The Board of Public Works as we know it today, with the comptroller, treasurer, and governor being ex officio members (the governor serving as president of the board), was established by the Constitution of 1864.  Delegates to the 1864 constitutional convention were largely in agreement that the state needed to divest itself of improvement companies and avoid lending state money for new projects.  Along with the duty to manage state property, the board as established in 1864 was charged with disposing, liquidating, or "divesting" the state of its investments as quickly as possible.3  The board established in 1864 differed from that of 1851 in four ways.  First, it was limited to three people, who became members of the board by virtue of holding the state offices listing above.  Second, board members were no longer required to attend stockholders' meetings themselves but could appoint directors to attend in their place.  Third, the board was to hold quarterly meetings in Annapolis.  The fourth change required board members to "hear and determine such matters as affect the public works of the State and the Legislature may confer upon them the power to decide."In other words, the public was now free to lobby the board directly in matters relating to public works in Maryland.  During the second half of the nineteenth century, the Board of Public Works worked to divest the state of virtually all of its investments in canal and railroad companies.  As a result, the board no longer had to concern itself with electing directors to attend stockholders' meetings.

Modern boards have focused on their responsibility to hear concerns raised by the public and to determine when and how the public works of the State will be managed and funded.
 

1.  Thomas G. Pratt, "Annual Message of the Executive to the General Assembly of Maryland," Maryland Public Documents (Annapolis, 1846), doc.

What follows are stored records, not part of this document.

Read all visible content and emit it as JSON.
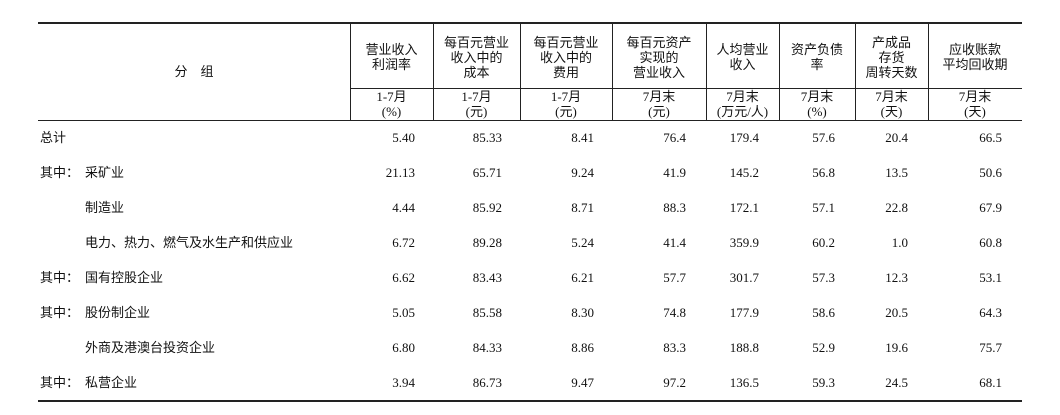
{
  "table": {
    "group_header": "分　组",
    "columns": [
      {
        "title": [
          "营业收入",
          "利润率"
        ],
        "unit": [
          "1-7月",
          "(%)"
        ]
      },
      {
        "title": [
          "每百元营业",
          "收入中的",
          "成本"
        ],
        "unit": [
          "1-7月",
          "(元)"
        ]
      },
      {
        "title": [
          "每百元营业",
          "收入中的",
          "费用"
        ],
        "unit": [
          "1-7月",
          "(元)"
        ]
      },
      {
        "title": [
          "每百元资产",
          "实现的",
          "营业收入"
        ],
        "unit": [
          "7月末",
          "(元)"
        ]
      },
      {
        "title": [
          "人均营业",
          "收入"
        ],
        "unit": [
          "7月末",
          "(万元/人)"
        ]
      },
      {
        "title": [
          "资产负债",
          "率"
        ],
        "unit": [
          "7月末",
          "(%)"
        ]
      },
      {
        "title": [
          "产成品",
          "存货",
          "周转天数"
        ],
        "unit": [
          "7月末",
          "(天)"
        ]
      },
      {
        "title": [
          "应收账款",
          "平均回收期"
        ],
        "unit": [
          "7月末",
          "(天)"
        ]
      }
    ],
    "rows": [
      {
        "prefix": "总计",
        "label": "",
        "values": [
          "5.40",
          "85.33",
          "8.41",
          "76.4",
          "179.4",
          "57.6",
          "20.4",
          "66.5"
        ]
      },
      {
        "prefix": "其中：",
        "label": "采矿业",
        "values": [
          "21.13",
          "65.71",
          "9.24",
          "41.9",
          "145.2",
          "56.8",
          "13.5",
          "50.6"
        ]
      },
      {
        "prefix": "",
        "label": "制造业",
        "values": [
          "4.44",
          "85.92",
          "8.71",
          "88.3",
          "172.1",
          "57.1",
          "22.8",
          "67.9"
        ]
      },
      {
        "prefix": "",
        "label": "电力、热力、燃气及水生产和供应业",
        "values": [
          "6.72",
          "89.28",
          "5.24",
          "41.4",
          "359.9",
          "60.2",
          "1.0",
          "60.8"
        ]
      },
      {
        "prefix": "其中：",
        "label": "国有控股企业",
        "values": [
          "6.62",
          "83.43",
          "6.21",
          "57.7",
          "301.7",
          "57.3",
          "12.3",
          "53.1"
        ]
      },
      {
        "prefix": "其中：",
        "label": "股份制企业",
        "values": [
          "5.05",
          "85.58",
          "8.30",
          "74.8",
          "177.9",
          "58.6",
          "20.5",
          "64.3"
        ]
      },
      {
        "prefix": "",
        "label": "外商及港澳台投资企业",
        "values": [
          "6.80",
          "84.33",
          "8.86",
          "83.3",
          "188.8",
          "52.9",
          "19.6",
          "75.7"
        ]
      },
      {
        "prefix": "其中：",
        "label": "私营企业",
        "values": [
          "3.94",
          "86.73",
          "9.47",
          "97.2",
          "136.5",
          "59.3",
          "24.5",
          "68.1"
        ]
      }
    ]
  }
}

A (December Session, 1846) pp. 6-14, and Philip F. Thomas, "Annual Message of the Executive to the General Assembly of Maryland," Maryland Public Documents (Annapolis, 1849),  doc. A (December Session, 1849) p. 9.

2.  The First District was made up of Allegany, Washington, Frederick, Carroll, Baltimore, and Harford counties.  The second District included Montgomery, Howard, Anne Arundel, Calvert, St. Mary's, Charles, and Prince George's counties.  Baltimore City was the Third District.  The counties of the Eastern Shore comprised the Fourth District.

3.  Alan M. Wilner, The Maryland Board of Public Works:  A History (Annapolis:  The Hall of Records Commission, 1984), x, 52.

4.  The Debates of the Constitutional Convention of the State of Maryland, 1864 (Annapolis, 1864), I: 163.